6, and an undivided ring 40 carried by each of the pistons and sealing between the piston and each of the metal cylinder holes, in which the diameter of each piston head 38 is Substantially smaller than the diameter of each metal cylinder bore 34 and providing a substantial annular space therebetween, the ring 40 is made of polytetrafluoroethylene or other low friction material and extends around each piston head. Expanding and contractingly engaging its outer circumferential groove 170, the ring is further provided with a tool for sealingly engaging the ring in each metal cylinder bore immediately after the piston head is assembled as a single support for the metal cylinder bore. The metal portions 172 and 174 of the piston head of the outer circumferential groove are thick enough to cause memory recovery after further contraction due to The peripheral grooves are respectively spaced apart around the bottom surface of the ring and are prevented from contacting the metal part of each metal cylinder bore during installation, and the peripheral grooves are spaced apart around the bottom surface of each ring and are The piston head has a plurality of protrusions integrally formed with the piston head so as to protrude sufficiently outwardly from the bottom surface so that the piston head can be substantially engaged with or fitted onto the underside thereof, and the piston head is provided with a plurality of protrusions integrally formed with the piston head so as to protrude sufficiently outwardly from the bottom surface so that the piston head can be substantially engaged with or fitted onto the underside thereof.

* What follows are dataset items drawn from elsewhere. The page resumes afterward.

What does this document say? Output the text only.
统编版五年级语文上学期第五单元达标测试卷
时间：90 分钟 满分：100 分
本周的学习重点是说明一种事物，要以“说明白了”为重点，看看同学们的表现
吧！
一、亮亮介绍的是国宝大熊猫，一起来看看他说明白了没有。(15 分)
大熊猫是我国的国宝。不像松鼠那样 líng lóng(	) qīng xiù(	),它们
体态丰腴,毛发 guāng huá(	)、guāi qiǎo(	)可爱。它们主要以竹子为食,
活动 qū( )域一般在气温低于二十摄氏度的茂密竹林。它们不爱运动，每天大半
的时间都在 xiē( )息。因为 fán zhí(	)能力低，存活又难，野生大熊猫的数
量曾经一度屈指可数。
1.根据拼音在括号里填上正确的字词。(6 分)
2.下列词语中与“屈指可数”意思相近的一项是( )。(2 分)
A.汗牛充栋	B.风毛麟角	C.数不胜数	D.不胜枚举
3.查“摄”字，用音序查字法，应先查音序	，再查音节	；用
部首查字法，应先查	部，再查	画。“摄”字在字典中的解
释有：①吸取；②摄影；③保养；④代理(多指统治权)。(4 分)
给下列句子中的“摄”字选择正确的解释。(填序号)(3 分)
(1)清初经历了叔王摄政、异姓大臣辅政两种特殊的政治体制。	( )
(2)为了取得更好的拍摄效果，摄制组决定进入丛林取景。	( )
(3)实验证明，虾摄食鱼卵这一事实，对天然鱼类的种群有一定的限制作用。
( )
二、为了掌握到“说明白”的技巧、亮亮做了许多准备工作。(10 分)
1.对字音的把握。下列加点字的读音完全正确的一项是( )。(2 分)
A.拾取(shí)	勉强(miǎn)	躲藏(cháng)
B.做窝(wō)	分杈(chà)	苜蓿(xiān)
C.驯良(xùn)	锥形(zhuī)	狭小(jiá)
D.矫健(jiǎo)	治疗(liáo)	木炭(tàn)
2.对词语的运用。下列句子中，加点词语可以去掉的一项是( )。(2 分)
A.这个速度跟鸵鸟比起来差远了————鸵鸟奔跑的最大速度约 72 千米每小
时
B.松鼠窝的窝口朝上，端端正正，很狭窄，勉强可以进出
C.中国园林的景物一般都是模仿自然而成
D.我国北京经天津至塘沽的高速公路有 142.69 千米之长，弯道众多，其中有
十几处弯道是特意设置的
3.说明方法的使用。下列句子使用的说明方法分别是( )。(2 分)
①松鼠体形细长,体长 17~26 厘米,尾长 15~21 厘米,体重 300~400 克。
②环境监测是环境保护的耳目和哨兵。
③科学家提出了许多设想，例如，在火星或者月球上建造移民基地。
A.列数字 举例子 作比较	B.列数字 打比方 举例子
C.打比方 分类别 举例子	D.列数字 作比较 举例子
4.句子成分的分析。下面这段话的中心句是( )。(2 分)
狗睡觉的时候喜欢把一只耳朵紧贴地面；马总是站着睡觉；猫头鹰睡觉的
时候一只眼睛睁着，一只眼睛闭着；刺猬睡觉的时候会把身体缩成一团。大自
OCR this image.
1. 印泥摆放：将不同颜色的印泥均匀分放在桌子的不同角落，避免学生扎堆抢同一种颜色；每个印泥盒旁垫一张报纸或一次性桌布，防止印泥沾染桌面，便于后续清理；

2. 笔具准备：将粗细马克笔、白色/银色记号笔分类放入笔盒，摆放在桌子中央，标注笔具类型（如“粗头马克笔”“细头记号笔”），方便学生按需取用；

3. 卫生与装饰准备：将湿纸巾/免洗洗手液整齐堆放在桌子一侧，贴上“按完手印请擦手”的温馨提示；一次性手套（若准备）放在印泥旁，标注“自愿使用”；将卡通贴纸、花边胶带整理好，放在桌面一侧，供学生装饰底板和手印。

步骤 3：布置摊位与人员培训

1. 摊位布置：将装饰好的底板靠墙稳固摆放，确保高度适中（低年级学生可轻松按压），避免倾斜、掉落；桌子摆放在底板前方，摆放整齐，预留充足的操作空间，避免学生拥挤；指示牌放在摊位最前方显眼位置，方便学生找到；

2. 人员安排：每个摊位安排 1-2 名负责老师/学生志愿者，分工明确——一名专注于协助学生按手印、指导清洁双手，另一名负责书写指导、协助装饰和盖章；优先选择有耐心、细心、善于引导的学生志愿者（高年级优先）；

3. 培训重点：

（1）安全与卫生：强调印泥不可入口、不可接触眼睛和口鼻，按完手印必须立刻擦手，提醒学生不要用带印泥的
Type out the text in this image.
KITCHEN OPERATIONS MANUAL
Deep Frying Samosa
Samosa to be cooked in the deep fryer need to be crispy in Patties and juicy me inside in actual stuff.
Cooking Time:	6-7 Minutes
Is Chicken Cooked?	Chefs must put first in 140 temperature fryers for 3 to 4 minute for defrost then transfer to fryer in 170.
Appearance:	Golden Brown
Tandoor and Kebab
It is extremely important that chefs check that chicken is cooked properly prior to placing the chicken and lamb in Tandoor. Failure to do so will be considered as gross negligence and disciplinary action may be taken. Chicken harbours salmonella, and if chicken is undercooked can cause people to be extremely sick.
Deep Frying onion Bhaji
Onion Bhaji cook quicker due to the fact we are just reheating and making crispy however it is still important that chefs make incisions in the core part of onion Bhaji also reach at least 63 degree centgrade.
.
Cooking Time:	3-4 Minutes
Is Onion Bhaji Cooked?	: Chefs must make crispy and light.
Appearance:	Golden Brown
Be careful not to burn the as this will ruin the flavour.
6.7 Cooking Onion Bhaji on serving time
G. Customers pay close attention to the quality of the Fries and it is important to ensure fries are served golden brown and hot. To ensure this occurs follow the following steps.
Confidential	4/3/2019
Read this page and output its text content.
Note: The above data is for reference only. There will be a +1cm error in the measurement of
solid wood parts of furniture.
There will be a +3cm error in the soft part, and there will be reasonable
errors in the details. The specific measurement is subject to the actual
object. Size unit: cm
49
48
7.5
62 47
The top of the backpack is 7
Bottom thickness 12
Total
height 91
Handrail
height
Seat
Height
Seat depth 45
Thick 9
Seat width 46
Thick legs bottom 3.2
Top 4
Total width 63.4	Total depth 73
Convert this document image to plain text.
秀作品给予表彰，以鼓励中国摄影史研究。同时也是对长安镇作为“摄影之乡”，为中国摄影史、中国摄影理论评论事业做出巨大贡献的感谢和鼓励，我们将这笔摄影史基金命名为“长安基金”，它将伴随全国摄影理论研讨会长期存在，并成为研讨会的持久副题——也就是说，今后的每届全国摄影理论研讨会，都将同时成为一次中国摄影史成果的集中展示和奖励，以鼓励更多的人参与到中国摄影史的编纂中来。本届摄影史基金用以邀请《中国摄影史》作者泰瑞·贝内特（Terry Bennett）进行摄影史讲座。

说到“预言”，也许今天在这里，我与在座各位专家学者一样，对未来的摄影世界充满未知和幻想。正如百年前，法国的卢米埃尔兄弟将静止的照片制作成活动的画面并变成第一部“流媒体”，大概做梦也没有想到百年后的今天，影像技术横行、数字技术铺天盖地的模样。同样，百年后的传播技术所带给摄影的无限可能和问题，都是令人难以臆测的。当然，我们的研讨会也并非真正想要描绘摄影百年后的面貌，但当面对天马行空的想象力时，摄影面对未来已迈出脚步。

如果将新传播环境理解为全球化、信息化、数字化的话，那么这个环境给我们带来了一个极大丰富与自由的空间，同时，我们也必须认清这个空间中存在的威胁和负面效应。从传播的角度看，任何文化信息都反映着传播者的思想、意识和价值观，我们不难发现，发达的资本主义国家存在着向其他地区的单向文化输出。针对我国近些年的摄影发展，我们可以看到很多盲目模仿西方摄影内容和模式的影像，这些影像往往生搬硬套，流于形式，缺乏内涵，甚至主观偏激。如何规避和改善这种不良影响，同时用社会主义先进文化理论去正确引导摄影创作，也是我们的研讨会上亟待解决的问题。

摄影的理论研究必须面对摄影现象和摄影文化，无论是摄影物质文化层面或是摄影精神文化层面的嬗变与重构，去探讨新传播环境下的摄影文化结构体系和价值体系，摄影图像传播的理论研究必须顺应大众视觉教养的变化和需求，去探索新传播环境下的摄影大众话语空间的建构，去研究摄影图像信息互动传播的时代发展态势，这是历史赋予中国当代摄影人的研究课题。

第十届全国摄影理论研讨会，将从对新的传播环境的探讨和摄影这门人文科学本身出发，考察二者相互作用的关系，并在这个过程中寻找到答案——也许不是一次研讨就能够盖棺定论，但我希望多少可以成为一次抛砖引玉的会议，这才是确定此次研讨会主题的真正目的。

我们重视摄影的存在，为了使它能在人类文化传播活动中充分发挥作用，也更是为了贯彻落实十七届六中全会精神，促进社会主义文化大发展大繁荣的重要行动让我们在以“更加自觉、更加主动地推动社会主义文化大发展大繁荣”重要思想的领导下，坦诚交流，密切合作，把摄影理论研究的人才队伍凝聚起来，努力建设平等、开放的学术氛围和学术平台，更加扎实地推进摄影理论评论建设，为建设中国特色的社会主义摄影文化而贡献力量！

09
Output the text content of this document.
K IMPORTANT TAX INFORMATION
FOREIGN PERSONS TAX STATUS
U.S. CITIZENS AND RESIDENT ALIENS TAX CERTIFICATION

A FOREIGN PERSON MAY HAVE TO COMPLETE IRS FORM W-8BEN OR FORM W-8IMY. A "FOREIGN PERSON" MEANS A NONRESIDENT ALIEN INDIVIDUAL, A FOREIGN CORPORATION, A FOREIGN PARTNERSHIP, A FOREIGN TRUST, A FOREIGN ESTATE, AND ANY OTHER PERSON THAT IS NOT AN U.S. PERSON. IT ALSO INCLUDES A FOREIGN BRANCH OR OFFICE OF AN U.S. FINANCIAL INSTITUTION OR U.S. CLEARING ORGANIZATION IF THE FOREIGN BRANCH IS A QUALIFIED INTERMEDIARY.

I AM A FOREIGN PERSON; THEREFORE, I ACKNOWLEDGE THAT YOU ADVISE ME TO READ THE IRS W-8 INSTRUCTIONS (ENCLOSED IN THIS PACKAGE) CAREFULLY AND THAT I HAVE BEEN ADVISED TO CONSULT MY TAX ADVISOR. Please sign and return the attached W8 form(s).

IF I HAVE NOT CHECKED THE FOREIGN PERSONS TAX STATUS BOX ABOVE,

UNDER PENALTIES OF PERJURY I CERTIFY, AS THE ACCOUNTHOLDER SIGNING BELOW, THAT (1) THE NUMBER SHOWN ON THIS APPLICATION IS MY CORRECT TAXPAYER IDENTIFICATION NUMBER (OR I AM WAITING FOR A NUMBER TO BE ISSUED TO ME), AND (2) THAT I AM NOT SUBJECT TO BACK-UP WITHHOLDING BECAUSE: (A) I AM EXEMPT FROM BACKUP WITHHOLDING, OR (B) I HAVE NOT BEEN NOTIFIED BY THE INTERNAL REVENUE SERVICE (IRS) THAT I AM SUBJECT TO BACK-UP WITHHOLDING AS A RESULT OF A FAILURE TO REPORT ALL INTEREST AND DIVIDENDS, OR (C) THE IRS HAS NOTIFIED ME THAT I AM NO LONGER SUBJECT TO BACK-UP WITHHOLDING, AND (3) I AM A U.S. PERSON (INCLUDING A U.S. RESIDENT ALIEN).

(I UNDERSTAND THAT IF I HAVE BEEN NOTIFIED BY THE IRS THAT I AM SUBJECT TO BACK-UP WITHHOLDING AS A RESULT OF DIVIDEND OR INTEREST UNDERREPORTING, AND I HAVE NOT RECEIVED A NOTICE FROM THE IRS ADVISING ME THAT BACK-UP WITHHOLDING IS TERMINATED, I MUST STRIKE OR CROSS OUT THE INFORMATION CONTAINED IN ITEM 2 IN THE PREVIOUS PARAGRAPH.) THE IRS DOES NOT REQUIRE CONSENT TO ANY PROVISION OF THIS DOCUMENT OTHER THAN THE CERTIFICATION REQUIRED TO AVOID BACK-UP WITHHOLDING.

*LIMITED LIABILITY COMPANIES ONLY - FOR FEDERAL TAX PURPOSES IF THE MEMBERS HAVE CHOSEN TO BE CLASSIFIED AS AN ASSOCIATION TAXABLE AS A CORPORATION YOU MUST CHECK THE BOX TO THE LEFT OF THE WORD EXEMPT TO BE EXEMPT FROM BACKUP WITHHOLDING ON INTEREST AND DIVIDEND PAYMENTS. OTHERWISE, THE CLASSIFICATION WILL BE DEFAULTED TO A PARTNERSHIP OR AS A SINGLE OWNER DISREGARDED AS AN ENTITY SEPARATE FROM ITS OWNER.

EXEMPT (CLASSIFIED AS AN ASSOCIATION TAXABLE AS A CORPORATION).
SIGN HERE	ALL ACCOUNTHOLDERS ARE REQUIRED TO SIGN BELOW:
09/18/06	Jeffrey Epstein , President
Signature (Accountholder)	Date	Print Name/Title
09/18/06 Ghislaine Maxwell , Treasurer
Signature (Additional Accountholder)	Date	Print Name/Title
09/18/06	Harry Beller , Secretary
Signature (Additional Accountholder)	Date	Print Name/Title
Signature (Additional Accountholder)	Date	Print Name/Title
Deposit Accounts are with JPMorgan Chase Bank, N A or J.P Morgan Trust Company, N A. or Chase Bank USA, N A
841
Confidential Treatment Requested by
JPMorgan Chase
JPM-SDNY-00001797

The ring is prevented from rotational and longitudinal frictional movement relative to the piston 36, so that the ring engages the metal part of the piston head at the bottom and shoulder of the circumferential groove. Each of the plurality of protrusions is located at a first position relative to the centerline of the piston while preventing from friction and preventing metal-to-metal contact between and sealing the piston head and the metal cylinder bore. 1st angle
and a second ridge forming a second angle with respect to the centerline of the piston, the first and second angles forming a predetermined diagonal angle to each other. Plate cam compressor. 2 Utility Model Registration Scope of Claim 1. The dual cylinder swash plate cam compressor according to claim 1, wherein the first and second raised portions define an X-shape. compressor.